Simposio Regional 30 Años Panorama Laboral

Claudina Zavattiero: "Será necesario un fuerte compromiso para que millones de personas accedan a los derechos que ofrece la formalidad laboral"

En entrevista con la OIT, la Especialista en Población y Desarrollo de UNFPA, Paraguay, señaló también que alcanzar un desarrollo socioeconómico equitativo y sostenible dependerá en gran medida de la capacidad de abordar las múltiples causas de la informalidad laboral.

11 de noviembre de 2023

Santiago de Chile.- Ante los múltiples desafíos que plantea un mundo del trabajo en constante y rápida transformación, la Especialista en Población y Desarrollo del Fondo de Población de las Naciones Unidas, UNFPA, Paraguay, Claudina Zavattiero, destaca la importancia de contar con un fuerte compromiso de los actores del mundo del trabajo e inversiones significativas para avanzar en la formalización laboral, uno de los principales desafíos que persisten en la región.

Zavattiero, que participará como expositora en el Simposio que realizará la OIT este 15 y 16 de noviembre en Santiago con motivo del 30º Aniversario del Informe Panorama Laboral, conversó en una entrevista con la OIT sobre el mundo del trabajo en América Latina y el Caribe, las perspectivas del desempeño de las instituciones del trabajo en los próximos años y los desafíos que plantean las trasformaciones que actualmente está experimentando el mundo del trabajo.

¿Qué destaca en especial en las últimas tres décadas de desempeño del mundo del trabajo en América Latina y el Caribe?

En las últimas tres décadas, el mundo del trabajo en la región experimentó una serie de cambios que permitieron registrar avances significativos.

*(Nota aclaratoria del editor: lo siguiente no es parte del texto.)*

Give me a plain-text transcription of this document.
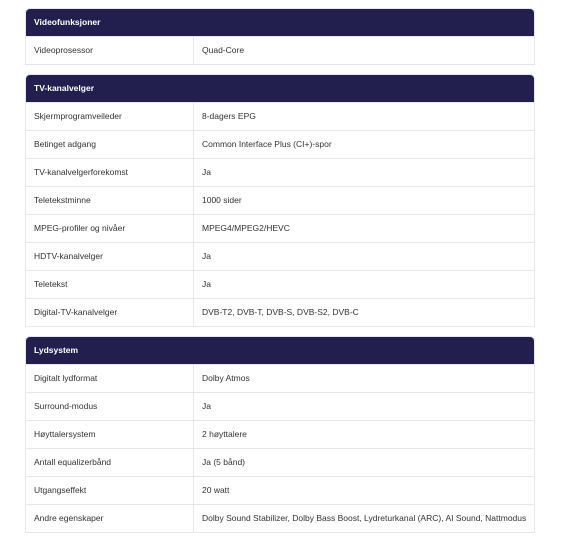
Videofunksjoner
Videoprosessor	Quad-Core
TV-kanalvelger
Skjermprogramveileder	8-dagers EPG
Betinget adgang	Common Interface Plus (CI+)-spor
TV-kanalvelgerforekomst	Ja
Teletekstminne	1000 sider
MPEG-profiler og nivåer	MPEG4/MPEG2/HEVC
HDTV-kanalvelger	Ja
Teletekst	Ja
Digital-TV-kanalvelger	DVB-T2, DVB-T, DVB-S, DVB-S2, DVB-C
Lydsystem
Digitalt lydformat	Dolby Atmos
Surround-modus	Ja
Høyttalersystem	2 høyttalere
Antall equalizerbånd	Ja (5 bånd)
Utgangseffekt	20 watt
Andre egenskaper	Dolby Sound Stabilizer, Dolby Bass Boost, Lydreturkanal (ARC), AI Sound, Nattmodus
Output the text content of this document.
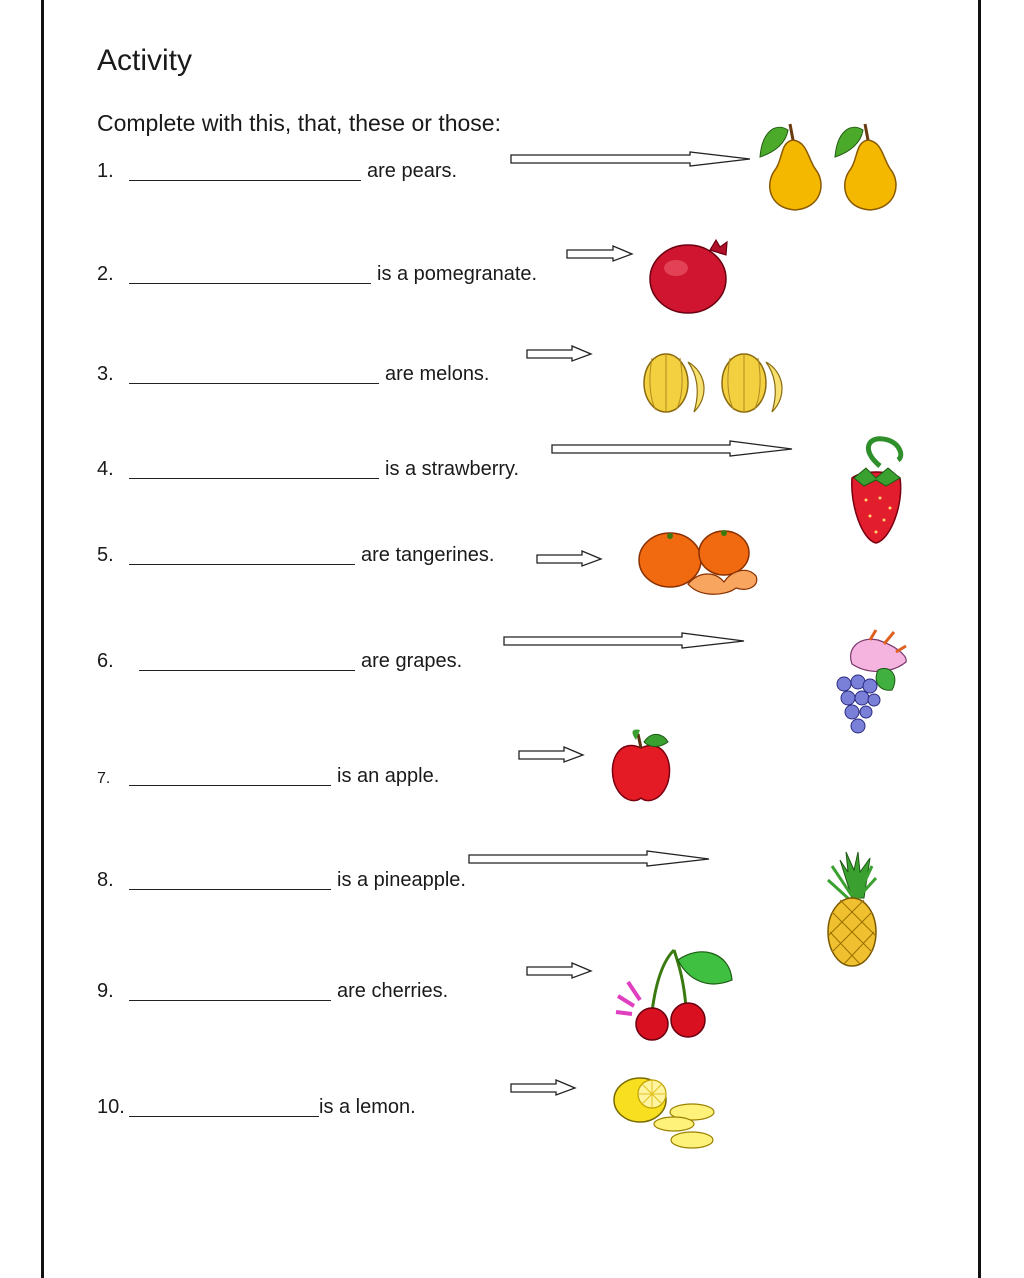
Activity
Complete with this, that, these or those:
1.	are pears.
2.	is a pomegranate.
3.	are melons.
4.	is a strawberry.
5.	are tangerines.
6.	are grapes.
7.	is an apple.
8.	is a pineapple.
9.	are cherries.
10.	is a lemon.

Algunos de los aspectos más destacados fueron la creación de nuevos puestos de trabajo en correspondencia con el crecimiento de la población económicamente activa que se duplicó en el periodo en cuestión, pasando de casi 165 millones de personas en América Latina en 1990 a 327 millones en 2020 según Cepalstat. Esta mayor oferta estuvo auspiciada por períodos de crecimiento económico sostenido, que a su vez permitió la reducción de la pobreza monetaria en la región.
Varios países de la región implementaron políticas productivas, laborales y sociales que promovieron el cumplimiento de derechos laborales (acceso a salario mínimo, a justicia laboral, a oportunidades de formación profesional, al descanso, a la estabilidad laboral, entre muchos otros), el acceso a la seguridad social y a programas de asistencia social, mejorando las condiciones de trabajo.
La inversión en educación y capacitación laboral ha sido fundamental para mejorar la productividad y empleabilidad de la fuerza laboral en la región. Los países que han invertido en educación han tenido un mejor desempeño en los índices de desarrollo económico y social. De este modo, el acceso a la educación como derecho fundamental ha sido habilitante de muchos otros derechos, entre ellos el del trabajo decente.

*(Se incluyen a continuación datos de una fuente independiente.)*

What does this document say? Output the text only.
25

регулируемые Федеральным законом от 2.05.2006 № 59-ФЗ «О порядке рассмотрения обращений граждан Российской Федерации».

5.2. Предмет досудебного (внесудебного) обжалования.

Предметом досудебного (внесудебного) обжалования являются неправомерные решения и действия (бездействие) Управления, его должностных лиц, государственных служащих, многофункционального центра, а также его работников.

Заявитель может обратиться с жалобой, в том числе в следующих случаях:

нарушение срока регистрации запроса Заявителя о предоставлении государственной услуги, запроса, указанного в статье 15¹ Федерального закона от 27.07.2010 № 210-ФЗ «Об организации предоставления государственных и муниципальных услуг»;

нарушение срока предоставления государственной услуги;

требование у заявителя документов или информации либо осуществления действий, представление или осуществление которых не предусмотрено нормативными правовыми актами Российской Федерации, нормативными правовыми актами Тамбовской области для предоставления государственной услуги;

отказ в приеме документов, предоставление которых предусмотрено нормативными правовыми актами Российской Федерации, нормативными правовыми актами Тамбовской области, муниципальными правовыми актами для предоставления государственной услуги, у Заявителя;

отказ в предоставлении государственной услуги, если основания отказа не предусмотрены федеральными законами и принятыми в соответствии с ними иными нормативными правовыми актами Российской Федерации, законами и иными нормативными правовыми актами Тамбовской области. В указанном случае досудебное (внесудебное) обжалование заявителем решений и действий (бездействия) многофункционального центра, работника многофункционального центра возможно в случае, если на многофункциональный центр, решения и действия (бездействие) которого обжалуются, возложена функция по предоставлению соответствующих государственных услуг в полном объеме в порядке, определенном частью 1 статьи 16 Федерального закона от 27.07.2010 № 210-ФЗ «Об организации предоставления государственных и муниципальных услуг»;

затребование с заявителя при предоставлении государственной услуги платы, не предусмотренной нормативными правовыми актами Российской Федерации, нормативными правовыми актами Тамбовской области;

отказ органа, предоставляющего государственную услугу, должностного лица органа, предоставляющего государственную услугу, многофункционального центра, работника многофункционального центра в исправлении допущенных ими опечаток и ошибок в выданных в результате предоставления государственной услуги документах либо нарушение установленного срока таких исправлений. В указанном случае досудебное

El acceso a la educación como derecho fundamental ha sido habilitante de muchos otros derechos, entre ellos el del trabajo decente."

Claudina Zavattiero, UNFPA
El proceso de modernización desarrollado en torno a cambios en los procesos tecnológicos y productivos, acompañados de procesos de urbanización y demográficos, han generado nuevas pautas de trabajo, en las que algunos empleos se volvieron obsoletos debido a la automatización, otros se transformaron, en tanto, se crearon nuevas oportunidades en sectores relacionados con la tecnología.
La reducción de la tasa global de fecundidad, el mayor nivel educativo y empoderamiento de las mujeres permitió incrementar su participación en la fuerza de trabajo, reduciéndose significativamente la brecha respecto a los hombres, aunque todavía quedan esfuerzos por realizar. También se han dado importantes cambios en las pautas culturales de la sociedad, donde la promoción de la libertad social e individual son características distintivas.

¿Cuáles son los principales desafíos para la disminución de la informalidad en la Región?

A pesar de los avances, la informalidad laboral sigue siendo un problema persistente en la región. Alrededor del 50% de trabajadores latinoamericanos se inserta en el sector informal (OIT, 2022), sin acceso a protección social, seguridad en el empleo y beneficios laborales.
Alcanzar un desarrollo socioeconómico equitativo y sostenible dependerá en gran medida de la capacidad de abordar las múltiples causas de la informalidad laboral, como: los bajos niveles de productividad e ingresos, el desconocimiento, la baja noción de riesgo o la falta de exigibilidad de la garantía de derechos por parte de trabajadores; los altos costos de transacción para empresas de menor tamaño; y, la debilidad estatal para fiscalizar y apoyar a las empresas mediante simplificación de procesos, fomento productivo, de acceso a mercados y encadenamiento productivo, la falta de adecuación de marcos legales para promover inclusión y equidad, entre otros.

Será necesario contar con un fuerte compromiso e inversiones significativas para cerrar las brechas que permitirán que millones de personas accedan a los derechos que ofrece la formalidad laboral."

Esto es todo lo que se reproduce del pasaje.